The computational hurdles associated with Large Language Model (LLM) inference continue to impede their widespread deployment, particularly as prompt lengths increase. Current methods for speeding up pre-filling often struggle to maintain acceptable levels of accuracy or efficiency when applied to long-context LLMs.
To address the abovementioned issue, in a new paper MInference 1.0: Accelerating Pre-filling for Long-Context LLMs via Dynamic Sparse Attention, a research team from Microsoft Corporation and University of Surrey introduces MInference (Milliontokens Inference), which employs a sparse calculation approach designed to expedite the pre-filling of long-sequence processing. It can reduce inference latency by up to 10 times on an A100 GPU while preserving accuracy.

Previous studies have indicated that attention matrices in LLMs are highly sparse, but attention distributions vary significantly across different inputs. This variability has hindered the direct application of prior sparse methods to long-context LLMs without costly training or fine-tuning. However, if dynamic sparse attention patterns could be efficiently predicted online, the pre-filling latency of long-context LLMs could be significantly reduced by computing only the most critical attention weights.

Building on this idea, MInference reduces 95% of the FLOPs (floating-point operations per second) in the attention computation, significantly accelerating the pre-filling stage of long-context LLM inference via dynamic sparse attention. Unlike existing dynamic sparse attention methods, which introduce substantial computational overhead to estimate attention patterns with low-rank hidden dimensions, MInference is specifically designed for long-context scenarios with minimal estimation overhead.
The researchers conducted extensive analyses and identified three general patterns of sparse attention in long-context LLMs: the A-shape pattern, the Vertical-Slash pattern, and the Block-Sparse pattern. Based on these findings, they developed a kernel-aware search method to assign the optimal attention pattern for each head.
Notably, rather than using fixed attention masks as in previous studies, the researchers implemented an efficient online approximation to construct a dynamic sparse mask for each head according to its assigned pattern and specific inputs. After obtaining the dynamic sparse mask, three optimized GPU kernels—based on the dynamic sparse compilers PIT, Triton, and FlashAttention—enable extremely efficient computation of dynamic sparse attention.

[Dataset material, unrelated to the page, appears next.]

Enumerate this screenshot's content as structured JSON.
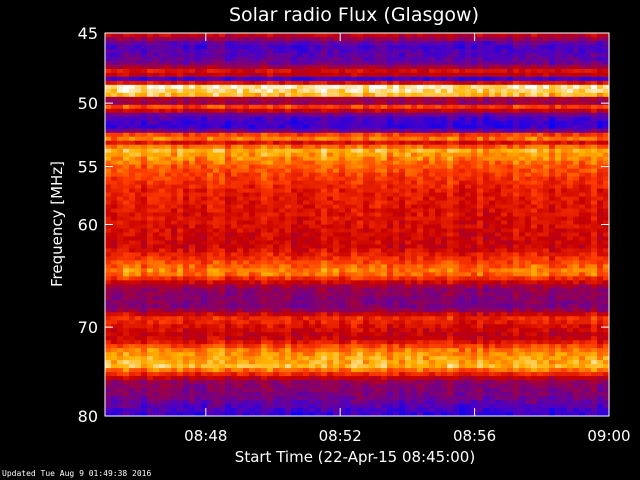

In their empirical study, the team conducted experiments on various long-context LLMs across benchmarks with context lengths exceeding 1 million tokens, such as InfiniteBench and RULER. The results demonstrated that MInference speeds up the pre-filling stage by up to 10 times for 1 million-token contexts with LLaMA-3-8B on a single A100 GPU, reducing latency from 30 minutes to 3 minutes per prompt, while maintaining or improving accuracy.
The paper MInference 1.0: Accelerating Pre-filling for Long-Context LLMs via Dynamic Sparse Attention is on arXiv.
Author: Hecate He | Editor: Chain Zhang

I visited Sapphire Las Vegas last weekend, and it was an amazing experience. As the top strip club las vegas, it certainly lives up to the hype. The dancers are gorgeous and talented, and the overall vibe of the place is lively and welcoming. I can’t wait to go back next time I’m in town.
Osh University stands tall among international universities , offering a global perspective to students. Immerse yourself in a culturally rich environment where academic excellence and diversity converge, shaping well-rounded individuals.